Although many other traditional dances are performed, the most popular dance at Crow Fair is the Crow Hop. Movements in this dance style are meant to imitate those of the big black birds. The Crow Hop originated about the same time as the Crow Fair, and in the early days of the fair the various Crow bands camped in separate enclaves around the Dance Arbor would Crow Hop from encampment to encampment while visiting.
Crow Fair is as popular among Indian rodeo cowboys as it is for dancers and drummers on the pow-wow circuit. The rodeo is an INFR professionally-sanctioned event.
“Before, we had horse races on a straightaway,” Real Bird told the Pioneer. “When we were confined in 1883 we had to start running our races in a circle.” In fact, the Crow name for Crow Fair is Chichi-a’xxaawasuua: Running in a circle.
“A lot of big-name guys have been here at Crow Fair over the years since it became an all-Indian-tribe contest after ’62,” said Real Bird. “The cowboys would rodeo in the day, and dance and sing at night. In the ’70s, we had maybe 70 bronc riders…now it’s maybe 20. Participation has gone down…kids are changing…but we still hang on. We still have descendants of Indians that lived all over the West riding at Crow Fair.”
Crow Fair takes place from Aug. 15 to 20 on the Crow Reservation near Crow Agency.
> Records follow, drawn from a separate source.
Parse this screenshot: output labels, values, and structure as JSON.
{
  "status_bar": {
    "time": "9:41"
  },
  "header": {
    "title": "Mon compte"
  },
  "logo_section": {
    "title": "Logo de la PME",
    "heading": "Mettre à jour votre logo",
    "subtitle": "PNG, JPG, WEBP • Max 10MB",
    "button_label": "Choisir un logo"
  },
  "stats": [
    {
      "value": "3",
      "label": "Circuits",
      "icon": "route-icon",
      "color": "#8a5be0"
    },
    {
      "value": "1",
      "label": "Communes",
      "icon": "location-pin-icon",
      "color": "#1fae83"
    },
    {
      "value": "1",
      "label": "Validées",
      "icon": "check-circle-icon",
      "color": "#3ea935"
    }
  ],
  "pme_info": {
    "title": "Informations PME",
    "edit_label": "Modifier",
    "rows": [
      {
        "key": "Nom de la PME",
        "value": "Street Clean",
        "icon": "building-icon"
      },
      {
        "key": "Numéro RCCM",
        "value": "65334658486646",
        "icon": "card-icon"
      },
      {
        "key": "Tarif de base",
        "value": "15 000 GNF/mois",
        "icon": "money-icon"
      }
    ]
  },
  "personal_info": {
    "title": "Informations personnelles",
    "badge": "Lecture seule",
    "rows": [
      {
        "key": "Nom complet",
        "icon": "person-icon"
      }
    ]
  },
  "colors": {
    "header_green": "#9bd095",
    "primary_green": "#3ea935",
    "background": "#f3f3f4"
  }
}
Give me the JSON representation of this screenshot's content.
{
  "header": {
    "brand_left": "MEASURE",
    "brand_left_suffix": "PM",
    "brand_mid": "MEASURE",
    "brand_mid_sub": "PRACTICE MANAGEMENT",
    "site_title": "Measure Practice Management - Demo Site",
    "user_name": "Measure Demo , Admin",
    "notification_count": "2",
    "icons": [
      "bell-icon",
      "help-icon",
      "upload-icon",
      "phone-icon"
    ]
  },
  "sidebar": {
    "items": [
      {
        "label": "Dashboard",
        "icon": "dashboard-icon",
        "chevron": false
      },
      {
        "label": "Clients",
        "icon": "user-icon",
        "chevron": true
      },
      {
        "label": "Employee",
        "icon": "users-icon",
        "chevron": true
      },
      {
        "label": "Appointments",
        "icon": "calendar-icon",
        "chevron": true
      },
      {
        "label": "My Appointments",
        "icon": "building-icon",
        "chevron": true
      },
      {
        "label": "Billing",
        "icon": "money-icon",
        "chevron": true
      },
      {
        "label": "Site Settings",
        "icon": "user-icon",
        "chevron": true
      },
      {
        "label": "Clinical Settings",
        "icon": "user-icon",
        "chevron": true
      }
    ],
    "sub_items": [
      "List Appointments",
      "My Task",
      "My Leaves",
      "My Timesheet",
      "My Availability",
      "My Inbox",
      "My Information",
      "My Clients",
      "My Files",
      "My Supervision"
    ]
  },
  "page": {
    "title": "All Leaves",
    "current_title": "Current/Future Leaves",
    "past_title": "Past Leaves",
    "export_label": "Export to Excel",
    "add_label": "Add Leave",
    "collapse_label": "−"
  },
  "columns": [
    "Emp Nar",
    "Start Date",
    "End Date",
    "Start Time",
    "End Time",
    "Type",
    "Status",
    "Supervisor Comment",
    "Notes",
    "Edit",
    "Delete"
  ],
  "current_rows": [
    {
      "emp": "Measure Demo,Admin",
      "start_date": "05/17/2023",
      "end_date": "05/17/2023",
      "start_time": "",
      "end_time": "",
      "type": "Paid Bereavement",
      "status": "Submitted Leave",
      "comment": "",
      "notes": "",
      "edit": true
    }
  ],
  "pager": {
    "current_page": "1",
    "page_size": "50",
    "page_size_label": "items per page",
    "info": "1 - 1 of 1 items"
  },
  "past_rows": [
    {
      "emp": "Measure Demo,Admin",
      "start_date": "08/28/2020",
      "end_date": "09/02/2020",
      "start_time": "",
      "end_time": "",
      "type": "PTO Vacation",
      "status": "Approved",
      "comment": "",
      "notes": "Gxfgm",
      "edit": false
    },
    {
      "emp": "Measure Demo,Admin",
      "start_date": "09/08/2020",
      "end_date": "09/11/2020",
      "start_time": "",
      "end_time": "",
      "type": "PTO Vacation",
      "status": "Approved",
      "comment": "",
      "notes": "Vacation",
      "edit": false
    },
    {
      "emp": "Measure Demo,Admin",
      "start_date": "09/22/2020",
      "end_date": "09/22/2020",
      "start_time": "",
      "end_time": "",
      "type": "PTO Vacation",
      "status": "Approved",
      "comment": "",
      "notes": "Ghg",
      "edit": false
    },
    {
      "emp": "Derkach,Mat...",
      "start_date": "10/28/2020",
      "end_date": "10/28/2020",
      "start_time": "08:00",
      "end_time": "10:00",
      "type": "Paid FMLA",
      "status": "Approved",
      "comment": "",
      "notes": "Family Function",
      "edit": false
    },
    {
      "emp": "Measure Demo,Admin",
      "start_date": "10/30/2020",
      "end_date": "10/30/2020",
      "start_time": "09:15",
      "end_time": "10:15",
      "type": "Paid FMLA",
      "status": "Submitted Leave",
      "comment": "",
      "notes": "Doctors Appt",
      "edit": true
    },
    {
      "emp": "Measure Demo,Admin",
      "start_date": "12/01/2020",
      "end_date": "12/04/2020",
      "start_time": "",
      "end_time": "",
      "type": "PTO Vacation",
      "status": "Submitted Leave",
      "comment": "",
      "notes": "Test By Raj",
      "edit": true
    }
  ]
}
Every day begins with the parade at 10 a.m., then transitions into rodeo and pow-wow dancing, drumming and singing at 1 p.m., and starts to wind down at 7 p.m. with another pow-wow. It’s an opportunity for some of the West’s Native peoples to hearken back to a different time and place, and a perfect chance for Montana natives and tourists to take in the splendor and spectacle of a way of life that vanished long ago from Big Sky Country, but surfaces once a year at Crow Fair.